[Date Prev][Date Next][Thread Prev][Thread Next]
- Subject: Re: [Lua Workshop 2017] RE: Efficient Layer 7 Search of IP Address Space in LuaJIT/OpenResty
- From: Javier Guerra Giraldez <javier@...>
- Date: Fri, 20 Oct 2017 00:45:16 +0100
On 19 October 2017 at 22:52, Eric Wing <firstname.lastname@example.org> wrote:
> In your table of benchmarks in the presentation, for the smaller
> numbers of addresses, you observed that a linear algorithm beat binary
> search. You suspected this was due to the overhead of the JIT. While
> there is probably a JIT overhead component to this, my guess is that
> this is also an effect of memory locality in the hardware. If you are
I've done some experiments on this.
unfortunately, the obvious way to do binary search is very hostile to
LuaJIT, due to the way it builds individual traces. The condition at
the center of a binary search is (by design) well balanced, which
means the loop doesn't converge to a "main" path with seldom-executed
sidetraces. instead, it creates a knot of short traces tied into each
other, unable to get the biggest optimizations available in LuaJIT.
using bit arithmetic to replace the condition helps a lot, but
introduces other constraints. i wasn't able to keep the central
variables into CPU registers, so the code still wasn't as fast as
possible in C.
directly comparing IPv6 addresses (128 bits) using only 64-bit
quantities reintroduces conditionals within the inner loops. I think
the suggested strategy is to split IP addresses into layers. I've
seen IPv4 (32 bit) done with a 8-16-8 split. for ipv6 i guess it
would have to be something like 48-64-16.
when doing the same in C, i tried a B*tree approach with
cache-line-sized "blocks" and using SSE operations to scan within.
the idea is that the cache-memory split looks a lot like the
memory-disk split that makes B*trees so popular for databases and
filesystems. for IPv4 it makes some sense, since an AVX2 register can
hold 8 addresses, and a cache line holds 16; but for IPv6 it's only 2
and 4, respectively. worse, there's no 128-bit comparison, so it's
not easy to do operations "in parallel", SIMD style.
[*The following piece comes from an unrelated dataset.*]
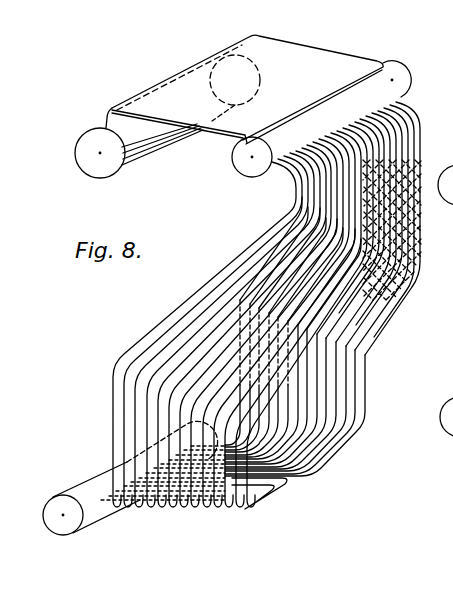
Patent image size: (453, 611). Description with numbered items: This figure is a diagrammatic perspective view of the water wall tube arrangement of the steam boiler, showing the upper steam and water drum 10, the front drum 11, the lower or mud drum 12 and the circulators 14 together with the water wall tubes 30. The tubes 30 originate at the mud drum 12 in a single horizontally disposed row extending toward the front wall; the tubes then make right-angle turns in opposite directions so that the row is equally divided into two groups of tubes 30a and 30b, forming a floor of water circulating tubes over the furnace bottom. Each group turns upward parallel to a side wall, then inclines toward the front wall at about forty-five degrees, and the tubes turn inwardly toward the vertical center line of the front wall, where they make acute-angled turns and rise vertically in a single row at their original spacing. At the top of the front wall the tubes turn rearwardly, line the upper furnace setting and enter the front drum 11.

In the end, i used the simplest binary search, written in C, using the
non-standard-but-widely-supported __uint128_t integer size. the code
machine code generated for 128-bit comparisons avoids branches by
using conditional execution. that's a trick most C compilers can do,
but only for very short snippets. in this case, it's a single
instruction, so it neatly avoids code locality issues.